© Pixeltheater - Fotolia.com
Die kalten Monate sind angebrochen und was gibt es schöneres, als gemütlich zu Hause einer Tätigkeit nachzugehen. Doch welche Art der Tätigkeit eignet sich für die Wintermonate? Die einen stricken, die anderen backen und wieder die nächsten versuchen sich an der Seidenmalerei. Die Seidenmalerei ist eine anspruchsvolle Betätigung, die man erlernen muss. Wer schon einmal Seide bemalt hat, der weiß, welch eine filigrane Arbeit das ist.

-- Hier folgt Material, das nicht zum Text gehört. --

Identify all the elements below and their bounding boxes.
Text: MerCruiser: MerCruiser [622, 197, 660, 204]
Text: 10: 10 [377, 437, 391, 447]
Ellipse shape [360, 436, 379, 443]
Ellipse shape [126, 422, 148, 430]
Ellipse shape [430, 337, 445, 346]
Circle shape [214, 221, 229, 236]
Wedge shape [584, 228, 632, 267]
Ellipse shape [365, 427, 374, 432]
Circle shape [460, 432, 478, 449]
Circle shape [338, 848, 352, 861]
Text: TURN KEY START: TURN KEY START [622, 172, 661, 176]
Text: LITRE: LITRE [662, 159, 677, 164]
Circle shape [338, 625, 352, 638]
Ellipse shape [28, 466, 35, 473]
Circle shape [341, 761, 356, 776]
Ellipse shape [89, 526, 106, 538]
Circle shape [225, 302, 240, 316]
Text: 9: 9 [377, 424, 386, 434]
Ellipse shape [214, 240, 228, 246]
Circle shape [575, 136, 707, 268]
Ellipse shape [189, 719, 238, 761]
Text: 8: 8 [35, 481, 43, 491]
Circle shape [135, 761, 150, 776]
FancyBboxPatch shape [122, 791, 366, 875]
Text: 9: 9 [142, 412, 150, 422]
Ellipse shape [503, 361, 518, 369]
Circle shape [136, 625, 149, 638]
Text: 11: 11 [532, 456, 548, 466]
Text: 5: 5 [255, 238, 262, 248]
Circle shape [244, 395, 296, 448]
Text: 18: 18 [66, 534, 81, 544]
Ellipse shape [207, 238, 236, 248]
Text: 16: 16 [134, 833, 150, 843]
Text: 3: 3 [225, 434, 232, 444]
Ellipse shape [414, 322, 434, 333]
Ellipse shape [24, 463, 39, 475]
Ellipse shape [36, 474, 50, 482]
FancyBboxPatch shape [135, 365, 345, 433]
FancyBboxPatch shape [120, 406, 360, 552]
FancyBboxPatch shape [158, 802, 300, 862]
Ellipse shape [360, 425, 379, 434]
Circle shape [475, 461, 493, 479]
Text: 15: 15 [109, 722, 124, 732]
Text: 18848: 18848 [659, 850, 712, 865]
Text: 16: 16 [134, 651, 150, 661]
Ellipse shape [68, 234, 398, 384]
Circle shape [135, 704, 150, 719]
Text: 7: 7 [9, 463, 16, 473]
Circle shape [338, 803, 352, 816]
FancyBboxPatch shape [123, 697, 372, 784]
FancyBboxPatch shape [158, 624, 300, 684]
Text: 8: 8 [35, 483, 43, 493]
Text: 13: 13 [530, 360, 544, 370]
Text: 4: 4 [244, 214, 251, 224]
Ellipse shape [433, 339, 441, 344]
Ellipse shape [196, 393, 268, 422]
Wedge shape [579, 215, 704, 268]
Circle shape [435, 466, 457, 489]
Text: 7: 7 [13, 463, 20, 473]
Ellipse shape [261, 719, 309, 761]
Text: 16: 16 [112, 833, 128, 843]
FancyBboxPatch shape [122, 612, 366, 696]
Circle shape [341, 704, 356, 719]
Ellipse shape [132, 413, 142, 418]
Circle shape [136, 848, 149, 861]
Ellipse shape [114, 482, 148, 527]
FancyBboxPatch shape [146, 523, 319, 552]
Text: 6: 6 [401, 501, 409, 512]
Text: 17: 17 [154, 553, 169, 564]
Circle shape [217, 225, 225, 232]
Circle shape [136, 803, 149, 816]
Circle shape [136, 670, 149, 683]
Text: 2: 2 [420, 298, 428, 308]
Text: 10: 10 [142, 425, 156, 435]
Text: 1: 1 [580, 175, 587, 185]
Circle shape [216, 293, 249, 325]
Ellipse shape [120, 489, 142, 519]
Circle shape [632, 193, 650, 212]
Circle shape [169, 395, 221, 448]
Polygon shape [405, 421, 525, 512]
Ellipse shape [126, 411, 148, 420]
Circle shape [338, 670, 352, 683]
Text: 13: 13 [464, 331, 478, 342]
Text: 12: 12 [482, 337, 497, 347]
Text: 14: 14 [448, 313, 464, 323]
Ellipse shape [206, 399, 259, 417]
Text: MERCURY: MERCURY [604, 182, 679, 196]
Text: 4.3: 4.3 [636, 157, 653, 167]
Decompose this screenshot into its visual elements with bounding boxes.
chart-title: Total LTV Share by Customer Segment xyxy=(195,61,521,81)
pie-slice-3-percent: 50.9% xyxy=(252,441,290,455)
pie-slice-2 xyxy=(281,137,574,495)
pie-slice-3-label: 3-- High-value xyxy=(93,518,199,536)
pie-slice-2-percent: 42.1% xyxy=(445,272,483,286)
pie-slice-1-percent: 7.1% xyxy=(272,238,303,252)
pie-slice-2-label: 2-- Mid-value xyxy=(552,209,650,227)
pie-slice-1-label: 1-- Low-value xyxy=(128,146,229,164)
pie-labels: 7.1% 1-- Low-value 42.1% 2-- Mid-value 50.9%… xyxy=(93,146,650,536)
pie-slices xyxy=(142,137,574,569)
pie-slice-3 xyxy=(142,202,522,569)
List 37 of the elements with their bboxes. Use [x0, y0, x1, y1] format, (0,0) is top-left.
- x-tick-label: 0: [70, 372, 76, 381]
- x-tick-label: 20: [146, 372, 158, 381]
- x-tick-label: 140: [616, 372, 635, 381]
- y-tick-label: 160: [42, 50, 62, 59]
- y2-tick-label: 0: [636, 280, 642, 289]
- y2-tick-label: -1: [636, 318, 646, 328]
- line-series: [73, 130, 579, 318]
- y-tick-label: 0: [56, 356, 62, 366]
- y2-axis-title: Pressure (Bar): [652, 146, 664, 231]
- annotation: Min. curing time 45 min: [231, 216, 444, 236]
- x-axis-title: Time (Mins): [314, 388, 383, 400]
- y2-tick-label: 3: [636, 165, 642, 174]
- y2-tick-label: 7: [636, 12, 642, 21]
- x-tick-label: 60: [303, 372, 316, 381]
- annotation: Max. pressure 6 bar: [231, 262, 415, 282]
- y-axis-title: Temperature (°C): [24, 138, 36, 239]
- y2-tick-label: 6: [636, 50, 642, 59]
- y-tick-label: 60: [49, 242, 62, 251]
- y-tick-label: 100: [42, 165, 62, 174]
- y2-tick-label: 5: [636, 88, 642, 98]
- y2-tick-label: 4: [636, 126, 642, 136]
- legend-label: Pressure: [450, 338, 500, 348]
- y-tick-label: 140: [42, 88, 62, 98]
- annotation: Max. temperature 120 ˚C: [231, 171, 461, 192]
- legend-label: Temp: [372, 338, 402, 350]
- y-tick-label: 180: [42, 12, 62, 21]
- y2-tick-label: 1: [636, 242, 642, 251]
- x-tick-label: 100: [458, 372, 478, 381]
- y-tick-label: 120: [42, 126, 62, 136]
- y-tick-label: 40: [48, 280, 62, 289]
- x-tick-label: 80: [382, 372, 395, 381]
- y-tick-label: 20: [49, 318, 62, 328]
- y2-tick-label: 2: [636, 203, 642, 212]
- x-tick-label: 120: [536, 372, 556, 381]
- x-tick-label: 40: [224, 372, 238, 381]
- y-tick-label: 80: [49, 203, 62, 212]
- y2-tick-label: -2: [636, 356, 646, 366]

Wer mit der Seidenmalerei anfängt, der sollte sich zuvor informieren, welche Art von Farben man benötigt und wie man an die Arbeit rangeht. Am besten, Sie machen sich erst einmel einig Gedanken darüber, was Sie bemalen möchten und welches Motiv auf das Tuch oder den Stoff soll. Das Material ist relativ teuer, deswegen ist die Überlegung das A und O zu Beginn der Seidenmalerei.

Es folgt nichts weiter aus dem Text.